AT SOME point in the Dixie Chicks set the subject of Bush was bound to come up. The last time the Texan country-pop trio played in London, six months ago, the singer Natalie Maines made an off-the-cuff comment that almost brought her bands career to a halt.

With a third album, Home, selling in its millions in the US, they were basking in the glow of seven Grammy Award nominations. Maines referred to the war in Iraq and said she was ashamed that the President of the US came from Texas.

Overnight the Chicks reputation was in tatters. The American sweethearts chosen to sing the National Anthem at the Superbowl in January suddenly found their music banned from more than 40 country music stations back home. There were public burnings of their albums -- Missouri held a "chicken toss", when anyone with Chicks CDs or concert tickets was asked to bin them -- and acres of editorial condemned their unpatriotic attitude. So the Albert Hall audience was waiting for a statement from Maines, but for the first 20 minutes all they got was great music and surprisingly sexy outfits. The trio filed on stage in front of an eight-piece, all-male backing band, wearing tight, low-cut tops and lots of leather. Maines' outfit was the most risqué -- a tiny, velvet miniskirt, a top bearing what looked like a sparkly CND logo and high-heeled, thigh-length, black leather boots. The cute blonde singer, you suspect, rather enjoys being branded a bad girl.

The humorous Goodbye Earl from their multiplatinum Fly album opened the show, but it was the early hit There's Your Trouble -- think Crystal Gayle gone trailer-trash -- and the superb new number Long Time Gone that got the front rows up on their feet and everyone tapping their toes.

Then Maines stepped up to the mike and bowed her head. "Just so you know, we are ashamed," she began teasingly, "that weve never played the Albert Hall before."
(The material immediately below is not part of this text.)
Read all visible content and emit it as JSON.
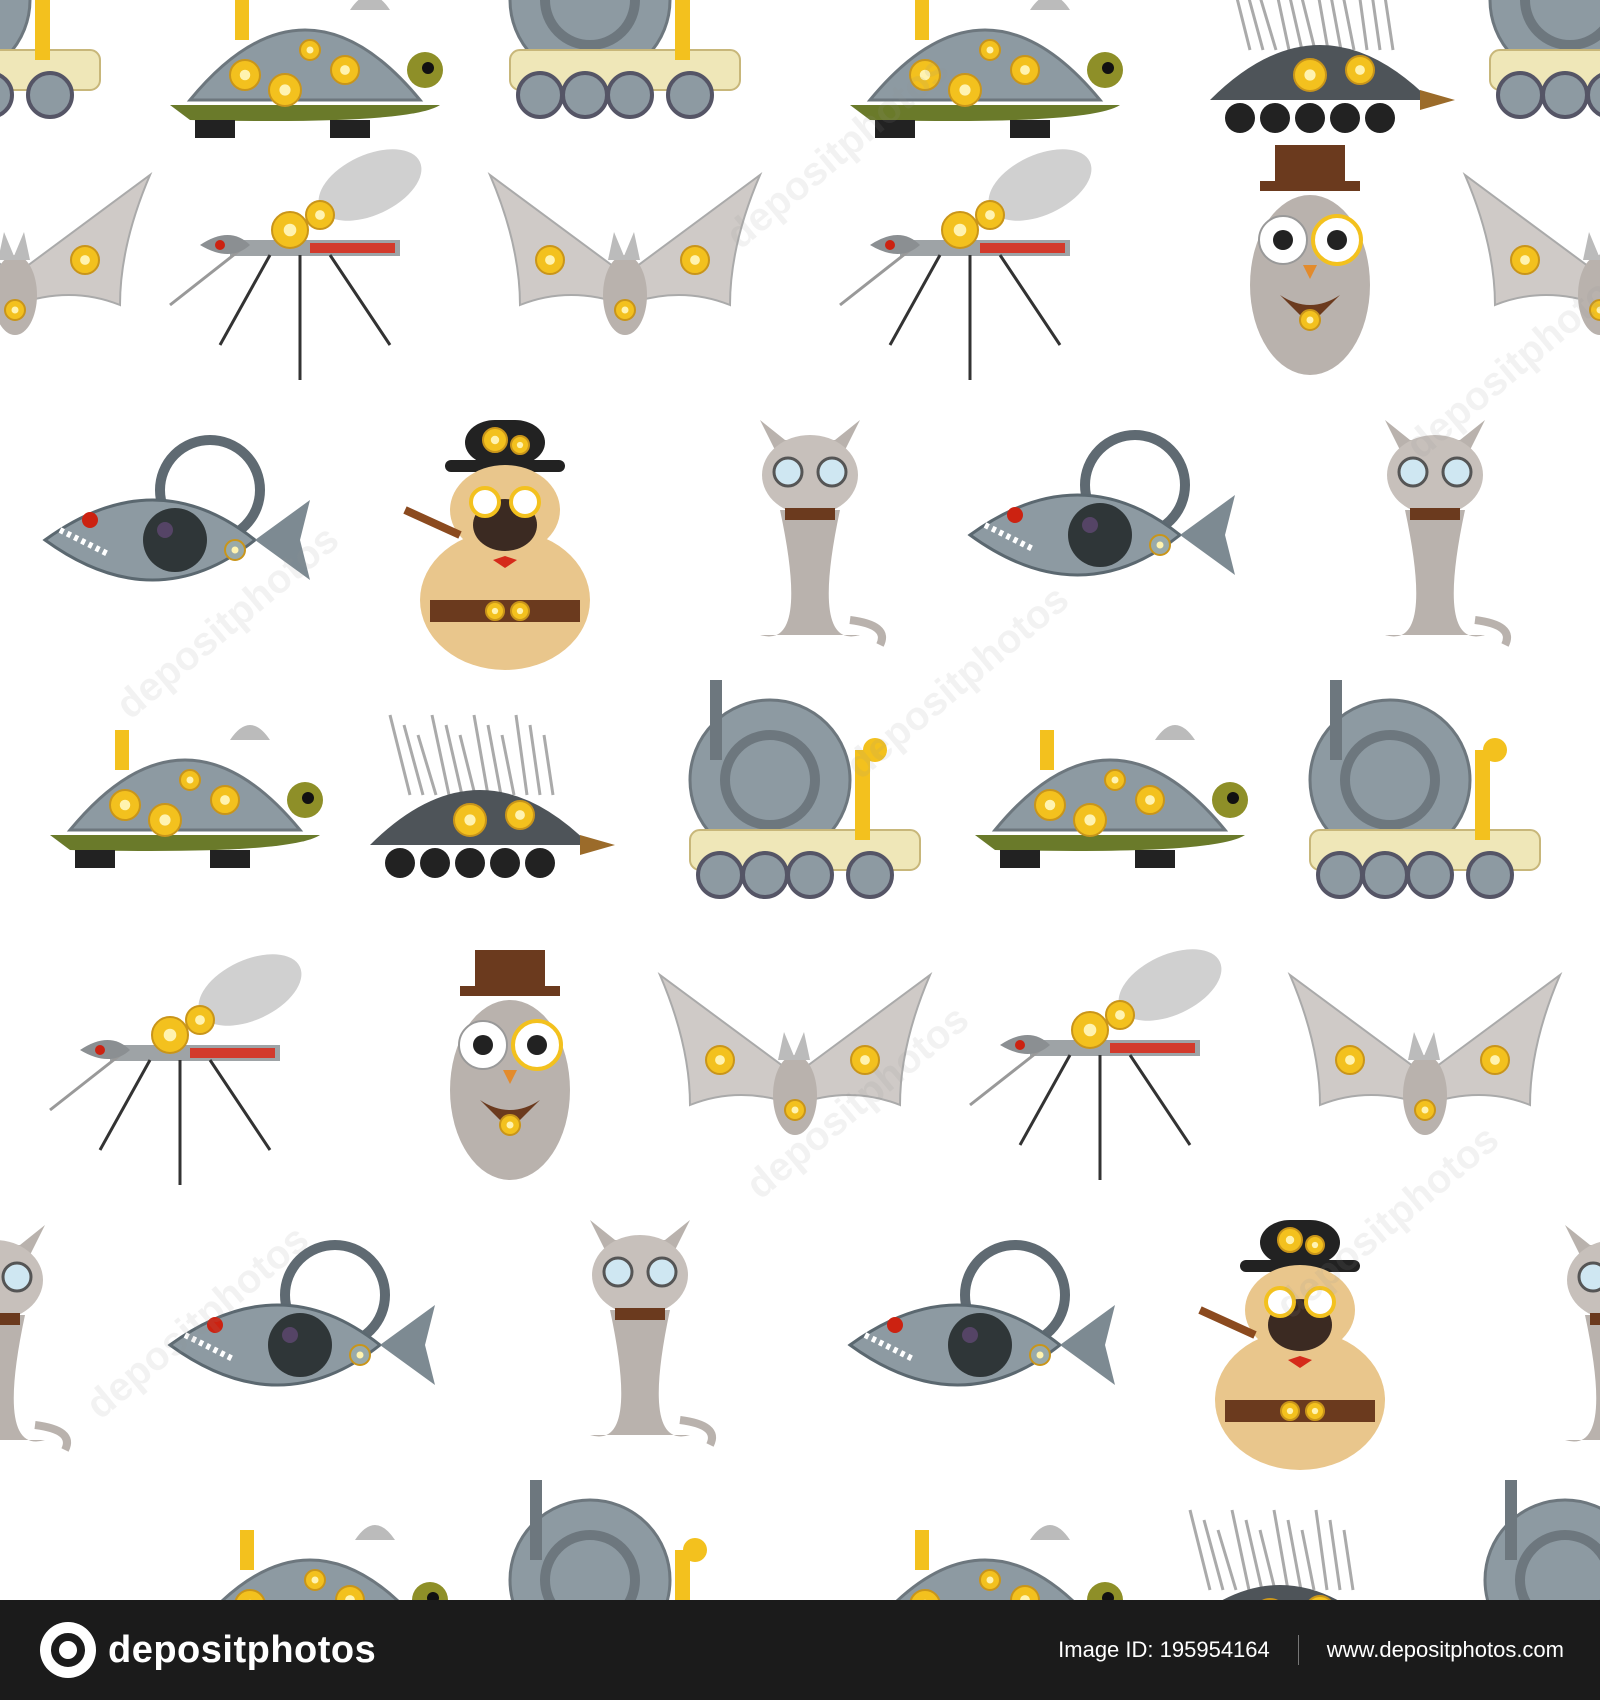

Declaration made, it was back to the music, some saucy dancing and intermittent storytelling. The sisters Martie Maguire and Emily Robison -- the former on fiddle, the latter on banjo and dobro -- and Maines' stints on guitar and tambourine proved that while the Chicks may not write many of their own songs, they are excellent musicians. Meanwhile, their country and bluegrass-centred set, which included a cover of Bob Dylan's Mississippi and Stevie Nicks' Landslide, showed they are more Sheryl Crow than Shania Twain. A good job, girls, no matter what they think of you back home.